Capítulo 23: Hasta que se seque el Malecón.

 Aunque realmente vivía en unas vacaciones continuas, llegaron mis verdades vacaciones. Era verano y me iba a Cuba con mis amigos, Auro, Carmen y Dani. Qatar Airways no volaba hasta Cuba, pero yo tenía descuentos con muchísimas aerolíneas así que me cogí un ticket descuento con Air Europa. Ellos tuvieron que pagar su ticket de vuelo normal, ¡pringados! Cuando llegué al aeropuerto resultó que mi vuelo estaba completo y no tenía la opción de volar con el descuento. A veces menos es más. Sin más remedio, me acerqué al mostrador de Air Europa y les dije que me vendieran el primer vuelo disponible a La Habana, así sin más, como en las películas. Obviamente al final pagué el doble de lo que habían pagado mis amigos, ¿quién es la pringada ahora? 
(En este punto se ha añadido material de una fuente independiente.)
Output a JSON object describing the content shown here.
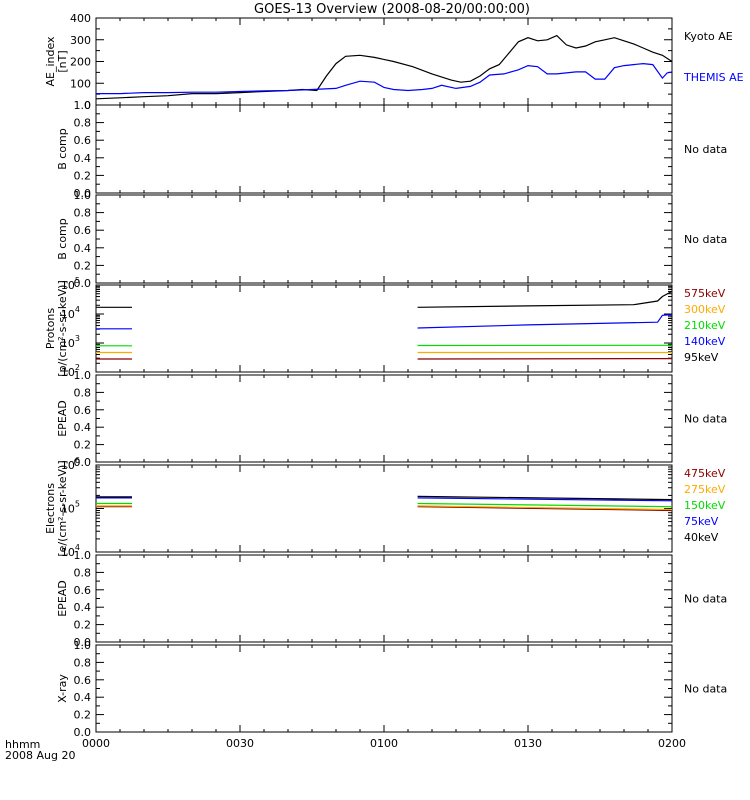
{
  "title": "GOES-13 Overview (2008-08-20/00:00:00)",
  "x_axis": {
    "ticks": [
      "0000",
      "0030",
      "0100",
      "0130",
      "0200"
    ],
    "label_line1": "hhmm",
    "label_line2": "2008 Aug 20"
  },
  "colors": {
    "black": "#000000",
    "blue": "#0000ff",
    "green": "#00dd00",
    "orange": "#ffaa00",
    "darkred": "#8b0000"
  },
  "chart_data": [
    {
      "type": "line",
      "panel": "ae",
      "ylabel_line1": "AE_index",
      "ylabel_line2": "[nT]",
      "ylim": [
        0,
        420
      ],
      "yticks": [
        "0",
        "100",
        "200",
        "300",
        "400"
      ],
      "x_range_minutes": [
        0,
        120
      ],
      "series": [
        {
          "name": "Kyoto AE",
          "color": "black",
          "x": [
            0,
            5,
            10,
            15,
            20,
            25,
            30,
            35,
            40,
            43,
            46,
            48,
            50,
            52,
            55,
            58,
            62,
            66,
            70,
            74,
            76,
            78,
            80,
            82,
            84,
            86,
            88,
            90,
            92,
            94,
            96,
            98,
            100,
            102,
            104,
            106,
            108,
            110,
            112,
            114,
            116,
            118,
            120
          ],
          "y": [
            30,
            35,
            40,
            45,
            55,
            55,
            60,
            65,
            70,
            75,
            70,
            140,
            200,
            235,
            240,
            230,
            210,
            185,
            150,
            120,
            110,
            115,
            140,
            175,
            195,
            250,
            305,
            325,
            310,
            315,
            335,
            290,
            275,
            285,
            305,
            315,
            325,
            310,
            295,
            275,
            255,
            240,
            210
          ]
        },
        {
          "name": "THEMIS AE",
          "color": "blue",
          "x": [
            0,
            5,
            10,
            15,
            20,
            25,
            30,
            35,
            40,
            45,
            50,
            52,
            55,
            58,
            60,
            62,
            65,
            68,
            70,
            72,
            75,
            78,
            80,
            82,
            85,
            88,
            90,
            92,
            94,
            96,
            98,
            100,
            102,
            104,
            106,
            108,
            110,
            112,
            114,
            116,
            118,
            119,
            120
          ],
          "y": [
            55,
            55,
            60,
            60,
            62,
            62,
            65,
            68,
            70,
            75,
            80,
            95,
            115,
            110,
            85,
            75,
            70,
            75,
            80,
            95,
            80,
            90,
            110,
            145,
            150,
            170,
            190,
            185,
            150,
            150,
            155,
            160,
            160,
            125,
            125,
            180,
            190,
            195,
            200,
            195,
            130,
            155,
            160
          ]
        }
      ]
    },
    {
      "type": "line",
      "panel": "bcomp1",
      "ylabel_line1": "B comp",
      "ylabel_line2": "",
      "ylim": [
        0,
        1
      ],
      "yticks": [
        "0.0",
        "0.2",
        "0.4",
        "0.6",
        "0.8",
        "1.0"
      ],
      "no_data": "No data",
      "series": []
    },
    {
      "type": "line",
      "panel": "bcomp2",
      "ylabel_line1": "B comp",
      "ylabel_line2": "",
      "ylim": [
        0,
        1
      ],
      "yticks": [
        "0.0",
        "0.2",
        "0.4",
        "0.6",
        "0.8",
        "1.0"
      ],
      "no_data": "No data",
      "series": []
    },
    {
      "type": "line",
      "panel": "protons",
      "ylabel_line1": "Protons",
      "ylabel_line2": "[p/(cm²-s-sr-keV)]",
      "log": true,
      "ylim": [
        100,
        100000
      ],
      "yticks_exp": [
        "2",
        "3",
        "4",
        "5"
      ],
      "x_range_minutes": [
        0,
        120
      ],
      "series": [
        {
          "name": "575keV",
          "color": "darkred",
          "segments": [
            {
              "x": [
                0,
                7.5
              ],
              "y": [
                280,
                280
              ]
            },
            {
              "x": [
                67,
                120
              ],
              "y": [
                280,
                290
              ]
            }
          ]
        },
        {
          "name": "300keV",
          "color": "orange",
          "segments": [
            {
              "x": [
                0,
                7.5
              ],
              "y": [
                470,
                470
              ]
            },
            {
              "x": [
                67,
                120
              ],
              "y": [
                470,
                470
              ]
            }
          ]
        },
        {
          "name": "210keV",
          "color": "green",
          "segments": [
            {
              "x": [
                0,
                7.5
              ],
              "y": [
                800,
                800
              ]
            },
            {
              "x": [
                67,
                120
              ],
              "y": [
                820,
                830
              ]
            }
          ]
        },
        {
          "name": "140keV",
          "color": "blue",
          "segments": [
            {
              "x": [
                0,
                7.5
              ],
              "y": [
                3100,
                3100
              ]
            },
            {
              "x": [
                67,
                90,
                117,
                118,
                120
              ],
              "y": [
                3300,
                4200,
                5200,
                9000,
                9500
              ]
            }
          ]
        },
        {
          "name": "95keV",
          "color": "black",
          "segments": [
            {
              "x": [
                0,
                7.5
              ],
              "y": [
                17000,
                17000
              ]
            },
            {
              "x": [
                67,
                90,
                112,
                117,
                118,
                120
              ],
              "y": [
                17000,
                19000,
                21000,
                28000,
                40000,
                60000
              ]
            }
          ]
        }
      ]
    },
    {
      "type": "line",
      "panel": "epead1",
      "ylabel_line1": "EPEAD",
      "ylabel_line2": "",
      "ylim": [
        0,
        1
      ],
      "yticks": [
        "0.0",
        "0.2",
        "0.4",
        "0.6",
        "0.8",
        "1.0"
      ],
      "no_data": "No data",
      "series": []
    },
    {
      "type": "line",
      "panel": "electrons",
      "ylabel_line1": "Electrons",
      "ylabel_line2": "[e/(cm²-s-sr-keV)]",
      "log": true,
      "ylim": [
        10000,
        1000000
      ],
      "yticks_exp": [
        "4",
        "5",
        "6"
      ],
      "x_range_minutes": [
        0,
        120
      ],
      "series": [
        {
          "name": "475keV",
          "color": "darkred",
          "segments": [
            {
              "x": [
                0,
                7.5
              ],
              "y": [
                110000,
                110000
              ]
            },
            {
              "x": [
                67,
                120
              ],
              "y": [
                110000,
                90000
              ]
            }
          ]
        },
        {
          "name": "275keV",
          "color": "orange",
          "segments": [
            {
              "x": [
                0,
                7.5
              ],
              "y": [
                115000,
                115000
              ]
            },
            {
              "x": [
                67,
                120
              ],
              "y": [
                115000,
                95000
              ]
            }
          ]
        },
        {
          "name": "150keV",
          "color": "green",
          "segments": [
            {
              "x": [
                0,
                7.5
              ],
              "y": [
                130000,
                130000
              ]
            },
            {
              "x": [
                67,
                120
              ],
              "y": [
                130000,
                110000
              ]
            }
          ]
        },
        {
          "name": "75keV",
          "color": "blue",
          "segments": [
            {
              "x": [
                0,
                7.5
              ],
              "y": [
                175000,
                175000
              ]
            },
            {
              "x": [
                67,
                120
              ],
              "y": [
                175000,
                150000
              ]
            }
          ]
        },
        {
          "name": "40keV",
          "color": "black",
          "segments": [
            {
              "x": [
                0,
                7.5
              ],
              "y": [
                185000,
                185000
              ]
            },
            {
              "x": [
                67,
                120
              ],
              "y": [
                190000,
                160000
              ]
            }
          ]
        }
      ]
    },
    {
      "type": "line",
      "panel": "epead2",
      "ylabel_line1": "EPEAD",
      "ylabel_line2": "",
      "ylim": [
        0,
        1
      ],
      "yticks": [
        "0.0",
        "0.2",
        "0.4",
        "0.6",
        "0.8",
        "1.0"
      ],
      "no_data": "No data",
      "series": []
    },
    {
      "type": "line",
      "panel": "xray",
      "ylabel_line1": "X-ray",
      "ylabel_line2": "",
      "ylim": [
        0,
        1
      ],
      "yticks": [
        "0.0",
        "0.2",
        "0.4",
        "0.6",
        "0.8",
        "1.0"
      ],
      "no_data": "No data",
      "series": []
    }
  ]
}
Varadero, primera parada. Empezamos el viaje como ricachones (en realidad, yo lo empecé así ya en el aeropuerto), pillamos un hotel con todo incluido a pie de playa. Hotel, piscina, mojitos, playa y buffet libre. Sonaba mejor de lo que en realidad fue. Los hoteles lujosos en países pobres dejan mucho que desear y este fue el caso de nuestro hotel. No es que fuese un desastre, pero no cubrió la expectativas, sobre todo el buffet. Lo único que nos gustó era su especialidad, arroz con habichuelas. Y comimos arroz con habichuelas para desayunar, almorzar, cenar y para desayunar, almorzar y cenar otra vez. Habíamos leído que casi todo el mundo se intoxicaba con la comida o el agua en Cuba. Yo fui la primera en caer, al segundo día ya estaba echando el arroz con habichuelas hasta por las orejas.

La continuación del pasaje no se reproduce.